By Pritha Hariram*
As we mark the international year of Wastewater, I’m taken back to my childhood crossing the Adayar Bridge in Chennai, India, in an air-conditioned “Ambassador” (the iconic Indian car that served as high-end taxis in the 80s). The airtight car windows and cool air-conditioning provided little protection from the stench coming from the river, reduced to trickle passing under the bridge on its way to making a very undramatic entrance into the Bay of Bengal.
On that hot summer day as I sat in my “protected” Ambassador with my family, the Adayar river, once the economic and cultural backbone of Chennai, was reduced to nothing but an active landfill and untreated wastewater discharge zone. To complement the stench, the sight was unbearable, resembling a large septic tank of sludgy consistency filled with debris. Thankfully, the story of Adayar and its estuarine extension, the Coum river, does not end there.

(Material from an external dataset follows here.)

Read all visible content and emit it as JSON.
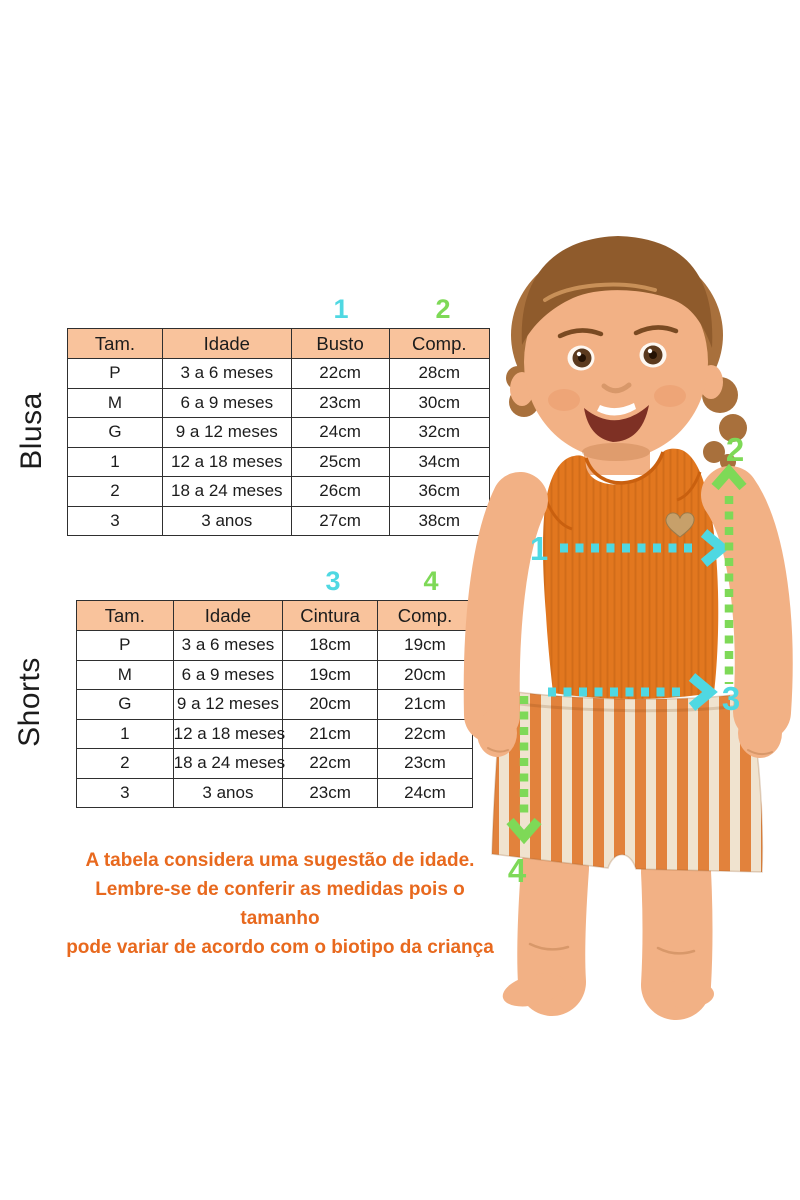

Fast-forward to 2012, and a large, citizen-driven petition led by local NGO, the Consumer Action Group, successfully persuaded the Tamil Nadu government to take action. This has resulted in the development and implementation of a large-scale restoration programme that began with the construction of over 300 sewage treatment plants. This was followed by an eco-restoration phase, including the plantation of mangroves along the estuary stretch of the rivers. The programme is now in its third phase with continued eco-restoration and de-silting of the riverbeds.
This combination of nature based solutions and grey infrastructure has become a flagship project for Tamil Nadu, and serves as an eco-restoration model to be replicated in the rest of the southern Indian state. It’s also a timely reminder for the rest of the world, of what can be achieved when citizens and governments come together to press for change.
In 2015, 193 countries jointly adopted the Sustainable Development Goals, pledging to provide universal access to adequate sanitation and to halve the proportion of untreated wastewater being discharged into nature. To achieve these ambitious goals, a rapid transformation and significant investment is urgently needed.
Globally, the vast majority of wastewater, as high as 80 percent, is discharged untreated into our waterways, where it creates health, environmental and climate-related hazards. In communities around the world, the result is often rivers and waterways being reduced to the condition of the Adayar and Cooum rivers of the 80s.
When it comes to sanitation, some 2.4 billion people, 1-in-3 of the entire population of the planet, are still without sanitation facilities. This includes 946 million people who defecate in the open. This results in 842,000 people in low- and middle-income countries dying as a result of inadequate water, sanitation and hygiene each year.
The economic impacts of this are massive, and have cascading impacts on other sectors such as health, education and tourism. The World Bank estimates the annual economic loss due to poor sanitation to be US$260 billion a year. Another layer of complexity is that sanitation services are significantly undermined by an enormous human resources capacity gap, and a poor supply of professionals will compromise the ability to achieve the SDGs.
Yet much progress has been made around the world. Between 1990 and 2015, 2.1 billion people gained access to improved sanitation. In China, wastewater treatment efforts between 2000 and 2014 increased the number of treatment facilities in cities from 480 to 3720–an additional 36 million citizens per year receiving wastewater treatment. Elsewhere, bold policies and investments have achieved transformational change. The impact of the EC Urban Waste Water Treatment Directive in England and Wales saw investments of £9.2 billion in sewerage services between 1990 and 2000.
Sharing success stories can help reverse a lack of vision and governance to inspire sustainable sanitation and wastewater management, where stakeholders co-create a shared vision. As with the story of the Adayar and Cooum rivers, we know it can be done, and now is the time for a huge scale-up of our efforts.
To do this, a paradigm shift in our approach to wastewater and sanitation is needed, and the water sector has a pivotal role to play. This cuts across multiple interlinked areas, whether our human rights obligations, or the resource recovery of wastewater to enable a transition to the circular economy. This will allow cities, soon to be home to two thirds of the global population and increasingly the engines for the future economy, to unlock their potential to drive sustainable sanitation and wastewater management.